Buttler shared a world-record seventh-wicket stand of 177 with Adil Rashid, in which there was just a note of momentary initial caution after England had lost four wickets for 31 runs.

He senses, in other circumstances, he may perhaps be capable of lowering his own record for England’s fastest century.

“I feel really proud,” said Buttler.

“Throughout my career, that is the way I enjoy playing cricket.

“My method is to score as many as I can as quick as I can.

“I hope, one day, I’ll have a go at trying to break those records.”

He is confident too that, with a clutch of new faces in England’s limited-overs colours this summer, collectively they can only improve – albeit, he concedes, with the inevitability of an occasional misfiring episode along the way.

“There’s a huge potential,” Buttler said.

“We don’t want to get carried away at one performance and think English ODI is fixed and we’re going to win the World Cup.

“But I think, just looking round… there’s definitely been an extra buzz.

“Everyone has seen in county cricket how guys like Jason Roy and Sam Billings have played innings that make people stand up and take notice.

“When we realise the potential of everyone as a group and can all do that at the same time, it will be a really exciting place to be.”

To achieve that, he warns – as has Morgan – that England must make a gentleman’s agreement with their own public, and conscience, that it will not always come off.

He said: “I think so… at 200 for six, we kept going.

“I hit a couple through the slips – and if those chances are taken, we could potentially have been all out for 250.

“But if you scrape up to 250 in 50 overs, that’s not going to win you too many games any more.

“You have to be looking at 300-plus at least.”

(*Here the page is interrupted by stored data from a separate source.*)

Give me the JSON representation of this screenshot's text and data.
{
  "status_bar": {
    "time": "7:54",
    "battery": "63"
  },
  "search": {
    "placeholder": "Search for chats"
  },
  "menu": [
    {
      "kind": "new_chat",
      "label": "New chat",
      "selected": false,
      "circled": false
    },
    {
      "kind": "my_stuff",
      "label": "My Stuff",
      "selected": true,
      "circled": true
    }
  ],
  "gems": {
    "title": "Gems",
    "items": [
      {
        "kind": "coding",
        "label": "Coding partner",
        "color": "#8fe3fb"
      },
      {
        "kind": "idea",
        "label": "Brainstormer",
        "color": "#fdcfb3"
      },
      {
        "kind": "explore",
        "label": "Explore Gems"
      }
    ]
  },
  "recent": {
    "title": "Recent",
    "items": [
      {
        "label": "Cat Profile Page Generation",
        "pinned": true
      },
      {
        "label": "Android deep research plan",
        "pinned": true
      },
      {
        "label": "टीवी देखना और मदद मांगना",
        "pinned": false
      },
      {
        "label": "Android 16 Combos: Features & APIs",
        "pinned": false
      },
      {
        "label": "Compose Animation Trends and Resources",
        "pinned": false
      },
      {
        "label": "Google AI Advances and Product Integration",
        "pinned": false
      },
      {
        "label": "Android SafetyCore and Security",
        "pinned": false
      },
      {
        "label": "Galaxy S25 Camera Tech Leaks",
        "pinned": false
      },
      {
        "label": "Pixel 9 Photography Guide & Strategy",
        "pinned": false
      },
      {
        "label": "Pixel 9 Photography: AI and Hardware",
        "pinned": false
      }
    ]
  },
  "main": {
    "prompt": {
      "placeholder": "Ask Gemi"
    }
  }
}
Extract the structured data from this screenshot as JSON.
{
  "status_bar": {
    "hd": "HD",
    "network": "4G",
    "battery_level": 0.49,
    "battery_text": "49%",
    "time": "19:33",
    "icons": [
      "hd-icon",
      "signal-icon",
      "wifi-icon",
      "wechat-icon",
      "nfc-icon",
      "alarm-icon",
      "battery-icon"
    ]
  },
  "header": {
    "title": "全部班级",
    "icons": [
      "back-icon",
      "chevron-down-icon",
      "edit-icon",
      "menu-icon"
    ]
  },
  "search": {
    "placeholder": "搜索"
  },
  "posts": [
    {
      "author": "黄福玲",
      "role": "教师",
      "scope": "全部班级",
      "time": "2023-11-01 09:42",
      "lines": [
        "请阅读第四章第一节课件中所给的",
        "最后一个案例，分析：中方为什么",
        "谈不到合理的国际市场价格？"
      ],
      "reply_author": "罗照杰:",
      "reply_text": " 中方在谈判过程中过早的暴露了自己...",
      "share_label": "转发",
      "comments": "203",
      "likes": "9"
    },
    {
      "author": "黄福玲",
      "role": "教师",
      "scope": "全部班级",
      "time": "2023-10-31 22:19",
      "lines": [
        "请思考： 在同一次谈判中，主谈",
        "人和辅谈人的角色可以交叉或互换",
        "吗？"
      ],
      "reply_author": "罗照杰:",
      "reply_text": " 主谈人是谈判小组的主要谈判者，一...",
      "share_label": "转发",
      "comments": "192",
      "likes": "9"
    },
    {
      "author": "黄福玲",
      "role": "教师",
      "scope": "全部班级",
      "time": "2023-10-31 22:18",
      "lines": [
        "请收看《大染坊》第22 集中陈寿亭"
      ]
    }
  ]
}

England’s gung-ho approach, even on a wonderful batting pitch, left the Kiwis with nowhere to hide in reply.

“New Zealand were bowled out in 30-odd overs, but they had to keep going,” added Buttler.

“There’s no point just knocking the ball around and taking 280.

“I think that is a big change – everyone has accepted English cricket can do that – and I don’t think, if we were bowled out for 200 in 30 overs, we would have been criticised that much.

“We had a real lease of life to go and play that way.

“You play to win.”

Buttler’s contribution will continue to be key, and he aspires one day to be considered as England’s answer to AB de Villiers.

He does not put himself yet in the same bracket as the great South African, but is happy to aim high after hitting five of England’s record 14 sixes in an ODI innings.

“I’m not sure I’m quite at those guys’ level yet,” said the 24-year-old wicketkeeper-batsman.

“AB de Villiers is someone who has been a role model for me for a long period of time – someone who has changed batting, I think, over the past few years – and everyone is trying to emulate him.

“That’s the role I want to play in English cricket.

“I want to be that guy who can go out like I did and play those kind of innings and try to do that consistently.”

:: All-rounder David Willey will be released from England’s 14-man squad to play for Northamptonshire in their home NatWest T20 Blast fixture against Derbyshire on Thursday.